Who Should Attend the Audio Description Institute?

Anyone interested in: 

  • working as a freelance description writer for film, series, advertising, etc. 
  • working as a describer in a local performing arts program 
  • working as a describer for visual art images and exhibitions 
  • refreshing existing AD skills 
  • adding value to their own or employer’s Diversity, Equity, Inclusion, and Accessibility (DEIA) initiatives
     

What Will Be Taught? 

  • audio description history and theory 
  • the Four Fundamentals of Audio Description© 
  • active seeing/visual literacy; developing skills in concentration and observation 
  • the art of editing what you see 
  • vivid language: The Visual Made Verbal™ 
  • Speak the speech, I pray you – using the spoken word to make meaning
     

How Will I Learn?

Sessions will be held virtually from 1pm to 5pm, Monday through Friday during the designated week. Materials will be delivered through a mixture of lectures, discussions, and collaborative writing sessions. Each registrant will receive a PDF copy of Dr. Joel Snyder's book, The Visual Made Verbal: A Comprehensive Training Manual and Guide to the History and Applications of Audio Description, published by ACB. Participants will receive a certificate of completion.

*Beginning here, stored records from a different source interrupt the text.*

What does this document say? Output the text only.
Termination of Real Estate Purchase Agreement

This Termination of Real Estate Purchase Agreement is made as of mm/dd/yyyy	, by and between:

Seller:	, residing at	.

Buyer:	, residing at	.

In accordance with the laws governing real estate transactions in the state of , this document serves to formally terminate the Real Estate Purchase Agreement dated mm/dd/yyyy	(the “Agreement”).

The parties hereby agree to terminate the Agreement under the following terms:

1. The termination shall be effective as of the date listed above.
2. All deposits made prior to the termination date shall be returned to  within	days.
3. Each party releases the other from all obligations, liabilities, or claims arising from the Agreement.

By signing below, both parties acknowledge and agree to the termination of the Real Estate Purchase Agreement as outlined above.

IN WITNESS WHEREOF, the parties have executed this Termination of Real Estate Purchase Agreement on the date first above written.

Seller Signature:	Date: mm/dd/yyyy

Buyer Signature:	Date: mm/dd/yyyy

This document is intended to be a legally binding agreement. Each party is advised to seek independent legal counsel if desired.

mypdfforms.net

Registration and Scholarships

Registration opens 4-6 weeks before each session and closes 4-5 days before the course begins.

Two full scholarships are available; priority will be given to people with disabilities. Additional details about the application process will be provided when registration opens.

Who Are the Instructors?

Joel Snyder, PhD – One of the first professional audio describers, Dr. Snyder began describing theater events and media in 1981; he is the President of Audio Description Associates, LLC and the Founder of/Senior Consultant to the Audio Description Project, an initiative he founded with ACB in 2009. For six years, he led a staff that produced descriptions for nationally broadcast films and network series, including Sesame Street broadcasts and DVDs. Dr. Snyder has worked with description and trained describers in more than 40 states and 60 countries.

Joyce Adams – Joyce has been producing and writing AD scripts for media and museum tours since 2002. She supervised AD script writers for the Described Media program at the National Captioning Institute, is the author of audio described tours for National Park Service visitor centers throughout the U.S. and regularly pens description for promotional videos produced by Microsoft. Ms. Adams serves on the ACVREP Subject Matter Expert Committee, which is developing a certification program for audio describers.

Elisa Jansen – Elisa is a graduate of the ADP Audio Description Institute. She has written audio description for network and Internet broadcast, such as NBC, CBS, Amazon, Hulu, and Netflix, and for the classic film Citizen Kane. Her work on promotional content includes Walmart, Kimberly-Clark, and thousands of Microsoft videos. Ms. Jansen has provided audio description for museum tours and exhibits, including the Smithsonian, the Nevada State Museum in Las Vegas, and the U.S. Olympic & Paralympic Museum.

Susan Glass – Susan is a freelance writer and poet whose forthcoming chapbook The Wild Language of Deer was recently published by Slate Roof Press. A retired English professor from San Jose State University and West Valley Community College, Ms. Glass, who is blind, taught English Composition, American Multicultural Literature, Creative Writing, and interdisciplinary courses with a Disability Studies emphasis. An active member of the American Council of the Blind since 2013, she advocates passionately for audio description, especially in live venues such as theaters, museums, and parks. She loves hiking with her guide dog Omni and riding her horse, Travis.

Tristan Snyder – Tris has been in the video description industry for more than 13 years and is the chief engineer and voice talent at Imagination Storybooks. Blind himself, Tris has produced hundreds of hours of description for network television, cinema, DVDs, and independent film. He is an award-winning producer of audio drama, including Ray Bradbury's Something Wicked This Way Comes and The Halloween Tree. As a voiceover artist, he has voiced many hours of description, and he is also a character voice actor for audio dramas and animation.